Advancing palliative care as a human right.

机构信息

School of Public Health & Family Medicine, University of Cape Town, Cape Town, South Africa.

出版信息

J Pain Symptom Manage. 2009 Nov;38(5):767-74. doi: 10.1016/j.jpainsymman.2009.03.003. Epub 2009 Sep 24.

Abstract

The international palliative care community has articulated a simple but challenging proposition that palliative care is an international human right. International human rights covenants and the discipline of palliative care have, as common themes, the inherent dignity of the individual and the principles of universality and nondiscrimination.
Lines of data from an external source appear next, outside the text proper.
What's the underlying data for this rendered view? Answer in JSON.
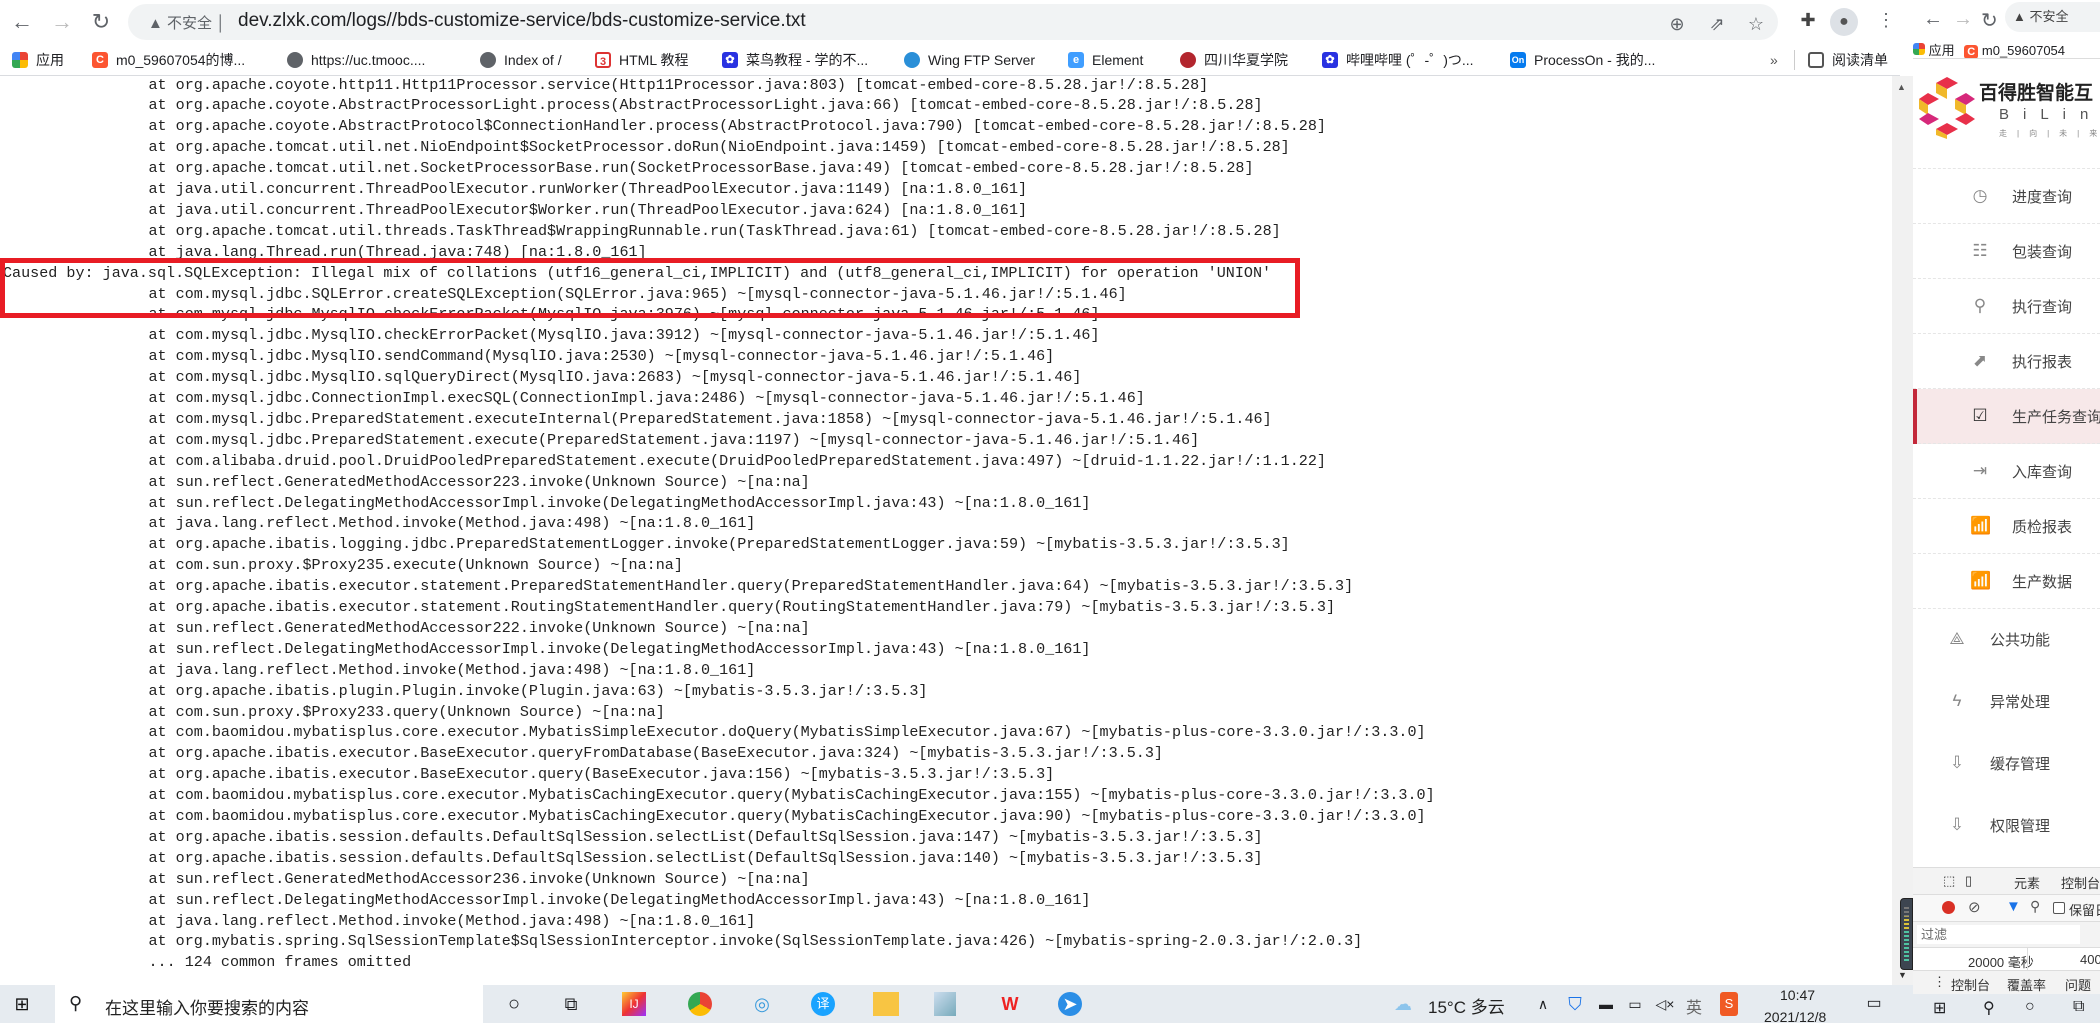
{
  "browser": {
    "security_label": "不安全",
    "url": "dev.zlxk.com/logs//bds-customize-service/bds-customize-service.txt",
    "bookmarks": [
      {
        "label": "应用",
        "icon": "apps-grid-icon"
      },
      {
        "label": "m0_59607054的博...",
        "icon": "csdn-icon"
      },
      {
        "label": "https://uc.tmooc....",
        "icon": "globe-icon"
      },
      {
        "label": "Index of /",
        "icon": "globe-icon"
      },
      {
        "label": "HTML 教程",
        "icon": "html-icon"
      },
      {
        "label": "菜鸟教程 - 学的不...",
        "icon": "baidu-paw-icon"
      },
      {
        "label": "Wing FTP Server",
        "icon": "wing-ftp-icon"
      },
      {
        "label": "Element",
        "icon": "element-icon"
      },
      {
        "label": "四川华夏学院",
        "icon": "school-icon"
      },
      {
        "label": "哔哩哔哩 (゜-゜)つ...",
        "icon": "baidu-paw-icon"
      },
      {
        "label": "ProcessOn - 我的...",
        "icon": "processon-icon"
      }
    ],
    "more_label": "»",
    "reading_list": "阅读清单"
  },
  "log": {
    "lines": [
      "\tat org.apache.coyote.http11.Http11Processor.service(Http11Processor.java:803) [tomcat-embed-core-8.5.28.jar!/:8.5.28]",
      "\tat org.apache.coyote.AbstractProcessorLight.process(AbstractProcessorLight.java:66) [tomcat-embed-core-8.5.28.jar!/:8.5.28]",
      "\tat org.apache.coyote.AbstractProtocol$ConnectionHandler.process(AbstractProtocol.java:790) [tomcat-embed-core-8.5.28.jar!/:8.5.28]",
      "\tat org.apache.tomcat.util.net.NioEndpoint$SocketProcessor.doRun(NioEndpoint.java:1459) [tomcat-embed-core-8.5.28.jar!/:8.5.28]",
      "\tat org.apache.tomcat.util.net.SocketProcessorBase.run(SocketProcessorBase.java:49) [tomcat-embed-core-8.5.28.jar!/:8.5.28]",
      "\tat java.util.concurrent.ThreadPoolExecutor.runWorker(ThreadPoolExecutor.java:1149) [na:1.8.0_161]",
      "\tat java.util.concurrent.ThreadPoolExecutor$Worker.run(ThreadPoolExecutor.java:624) [na:1.8.0_161]",
      "\tat org.apache.tomcat.util.threads.TaskThread$WrappingRunnable.run(TaskThread.java:61) [tomcat-embed-core-8.5.28.jar!/:8.5.28]",
      "\tat java.lang.Thread.run(Thread.java:748) [na:1.8.0_161]",
      "Caused by: java.sql.SQLException: Illegal mix of collations (utf16_general_ci,IMPLICIT) and (utf8_general_ci,IMPLICIT) for operation 'UNION'",
      "\tat com.mysql.jdbc.SQLError.createSQLException(SQLError.java:965) ~[mysql-connector-java-5.1.46.jar!/:5.1.46]",
      "\tat com.mysql.jdbc.MysqlIO.checkErrorPacket(MysqlIO.java:3976) ~[mysql-connector-java-5.1.46.jar!/:5.1.46]",
      "\tat com.mysql.jdbc.MysqlIO.checkErrorPacket(MysqlIO.java:3912) ~[mysql-connector-java-5.1.46.jar!/:5.1.46]",
      "\tat com.mysql.jdbc.MysqlIO.sendCommand(MysqlIO.java:2530) ~[mysql-connector-java-5.1.46.jar!/:5.1.46]",
      "\tat com.mysql.jdbc.MysqlIO.sqlQueryDirect(MysqlIO.java:2683) ~[mysql-connector-java-5.1.46.jar!/:5.1.46]",
      "\tat com.mysql.jdbc.ConnectionImpl.execSQL(ConnectionImpl.java:2486) ~[mysql-connector-java-5.1.46.jar!/:5.1.46]",
      "\tat com.mysql.jdbc.PreparedStatement.executeInternal(PreparedStatement.java:1858) ~[mysql-connector-java-5.1.46.jar!/:5.1.46]",
      "\tat com.mysql.jdbc.PreparedStatement.execute(PreparedStatement.java:1197) ~[mysql-connector-java-5.1.46.jar!/:5.1.46]",
      "\tat com.alibaba.druid.pool.DruidPooledPreparedStatement.execute(DruidPooledPreparedStatement.java:497) ~[druid-1.1.22.jar!/:1.1.22]",
      "\tat sun.reflect.GeneratedMethodAccessor223.invoke(Unknown Source) ~[na:na]",
      "\tat sun.reflect.DelegatingMethodAccessorImpl.invoke(DelegatingMethodAccessorImpl.java:43) ~[na:1.8.0_161]",
      "\tat java.lang.reflect.Method.invoke(Method.java:498) ~[na:1.8.0_161]",
      "\tat org.apache.ibatis.logging.jdbc.PreparedStatementLogger.invoke(PreparedStatementLogger.java:59) ~[mybatis-3.5.3.jar!/:3.5.3]",
      "\tat com.sun.proxy.$Proxy235.execute(Unknown Source) ~[na:na]",
      "\tat org.apache.ibatis.executor.statement.PreparedStatementHandler.query(PreparedStatementHandler.java:64) ~[mybatis-3.5.3.jar!/:3.5.3]",
      "\tat org.apache.ibatis.executor.statement.RoutingStatementHandler.query(RoutingStatementHandler.java:79) ~[mybatis-3.5.3.jar!/:3.5.3]",
      "\tat sun.reflect.GeneratedMethodAccessor222.invoke(Unknown Source) ~[na:na]",
      "\tat sun.reflect.DelegatingMethodAccessorImpl.invoke(DelegatingMethodAccessorImpl.java:43) ~[na:1.8.0_161]",
      "\tat java.lang.reflect.Method.invoke(Method.java:498) ~[na:1.8.0_161]",
      "\tat org.apache.ibatis.plugin.Plugin.invoke(Plugin.java:63) ~[mybatis-3.5.3.jar!/:3.5.3]",
      "\tat com.sun.proxy.$Proxy233.query(Unknown Source) ~[na:na]",
      "\tat com.baomidou.mybatisplus.core.executor.MybatisSimpleExecutor.doQuery(MybatisSimpleExecutor.java:67) ~[mybatis-plus-core-3.3.0.jar!/:3.3.0]",
      "\tat org.apache.ibatis.executor.BaseExecutor.queryFromDatabase(BaseExecutor.java:324) ~[mybatis-3.5.3.jar!/:3.5.3]",
      "\tat org.apache.ibatis.executor.BaseExecutor.query(BaseExecutor.java:156) ~[mybatis-3.5.3.jar!/:3.5.3]",
      "\tat com.baomidou.mybatisplus.core.executor.MybatisCachingExecutor.query(MybatisCachingExecutor.java:155) ~[mybatis-plus-core-3.3.0.jar!/:3.3.0]",
      "\tat com.baomidou.mybatisplus.core.executor.MybatisCachingExecutor.query(MybatisCachingExecutor.java:90) ~[mybatis-plus-core-3.3.0.jar!/:3.3.0]",
      "\tat org.apache.ibatis.session.defaults.DefaultSqlSession.selectList(DefaultSqlSession.java:147) ~[mybatis-3.5.3.jar!/:3.5.3]",
      "\tat org.apache.ibatis.session.defaults.DefaultSqlSession.selectList(DefaultSqlSession.java:140) ~[mybatis-3.5.3.jar!/:3.5.3]",
      "\tat sun.reflect.GeneratedMethodAccessor236.invoke(Unknown Source) ~[na:na]",
      "\tat sun.reflect.DelegatingMethodAccessorImpl.invoke(DelegatingMethodAccessorImpl.java:43) ~[na:1.8.0_161]",
      "\tat java.lang.reflect.Method.invoke(Method.java:498) ~[na:1.8.0_161]",
      "\tat org.mybatis.spring.SqlSessionTemplate$SqlSessionInterceptor.invoke(SqlSessionTemplate.java:426) ~[mybatis-spring-2.0.3.jar!/:2.0.3]",
      "\t... 124 common frames omitted"
    ],
    "highlight_color": "#e81c24"
  },
  "right_window": {
    "security_label": "不安全",
    "bookmarks": [
      {
        "label": "应用"
      },
      {
        "label": "m0_59607054"
      }
    ],
    "brand": {
      "name": "百得胜智能互",
      "latin": "BiLink",
      "slogan": "走|向|未|来"
    },
    "menu": [
      {
        "label": "进度查询",
        "icon": "clock-refresh-icon"
      },
      {
        "label": "包装查询",
        "icon": "layout-icon"
      },
      {
        "label": "执行查询",
        "icon": "list-search-icon"
      },
      {
        "label": "执行报表",
        "icon": "trend-chart-icon"
      },
      {
        "label": "生产任务查询",
        "icon": "calendar-check-icon",
        "active": true
      },
      {
        "label": "入库查询",
        "icon": "inbox-arrow-icon"
      },
      {
        "label": "质检报表",
        "icon": "bar-chart-icon"
      },
      {
        "label": "生产数据",
        "icon": "bar-chart-icon"
      }
    ],
    "groups": [
      {
        "label": "公共功能",
        "icon": "nodes-icon"
      },
      {
        "label": "异常处理",
        "icon": "alarm-icon"
      },
      {
        "label": "缓存管理",
        "icon": "folder-download-icon"
      },
      {
        "label": "权限管理",
        "icon": "folder-download-icon"
      }
    ],
    "accent": "#c3283a",
    "devtools": {
      "tabs": [
        "元素",
        "控制台"
      ],
      "preserve_log": "保留日",
      "filter_placeholder": "过滤",
      "timing": "20000 毫秒",
      "timing2": "400",
      "drawer_tabs": [
        "控制台",
        "覆盖率",
        "问题"
      ]
    }
  },
  "taskbar": {
    "search_placeholder": "在这里输入你要搜索的内容",
    "weather": "15°C 多云",
    "ime": "英",
    "time": "10:47",
    "date": "2021/12/8"
  }
}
However, when we consider the evidence for the effectiveness of palliative care, the lack of palliative care provision for those who may benefit from it is of grave concern. Three disciplines (palliative care, public health, and human rights) are now interacting with a growing resonance. The maturing of palliative care as a clinical specialty and academic discipline has coincided with the development of a public health approach to global and community-wide health problems. The care of the dying is a public health issue. Given that death is both inevitable and universal, the care of people with life-limiting illness stands equal to all other public health issues. The International Covenant on Economic, Social and Cultural Rights (ICESCR) includes the right to health care and General Comment 14 (paragraph 34) CESCR stipulates that "States are under the obligation to respect the right to health by, inter alia, refraining from denying or limiting equal access for all persons, ... to preventive, curative and palliative health services." However, these rights are seen to be aspirational-rights to be achieved progressively over time by each signatory nation to the maximum capacity of their available resources. Although a government may use insufficient resources as a justification for inadequacies of its response to palliative care and pain management, General Comment 14 set out "core obligations" and "obligations of comparable priority" in the provision of health care and placed the burden on governments to justify "that every effort has nevertheless been made to use all available resources at its disposal in order to satisfy, as a matter of priority, [these] obligations." This article describes recent advocacy activities and explores practical strategies for the palliative care community to use within a human rights framework to advance palliative care development worldwide.

摘要

国际姑息治疗社区提出了一个简单但具有挑战性的主张,即姑息治疗是一项国际人权。国际人权公约和姑息治疗学科都以个人的固有尊严以及普遍性和平等不歧视原则为共同主题。然而,当我们考虑姑息治疗有效性的证据时,那些可能从中受益的人却没有得到姑息治疗,这令人深感担忧。现在,姑息治疗、公共卫生和人权这三个学科正在相互作用,并产生越来越大的共鸣。姑息治疗作为一种临床专业和学术学科的成熟发展,恰逢全球和社区范围内健康问题采取公共卫生方法的时机。临终关怀是一个公共卫生问题。鉴于死亡既是不可避免的,也是普遍存在的,因此,对患有绝症的人的关怀与所有其他公共卫生问题同等重要。《经济、社会、文化权利国际公约》(ICESCR)包括医疗保健权利,而委员会第 14 号一般性意见(第 34 段)规定,“各国承担尊重健康权的义务,除其他外,不拒绝或限制所有人平等获得……预防、治疗和姑息保健服务的机会。”然而,这些权利被视为一种愿望,即每个签署国应根据其可用资源的最大能力,逐步实现这些权利。尽管政府可能会将资源不足作为其对姑息治疗和疼痛管理反应不足的理由,但第 14 号一般性意见列出了提供医疗保健方面的“核心义务”和“同等优先的义务”,并将责任推给政府,要求其证明“已尽一切努力利用其可支配的所有现有资源,作为优先事项,履行[这些]义务。”本文描述了姑息治疗界最近的宣传活动,并探讨了姑息治疗界在人权框架内为推动全球姑息治疗发展而使用的实际策略。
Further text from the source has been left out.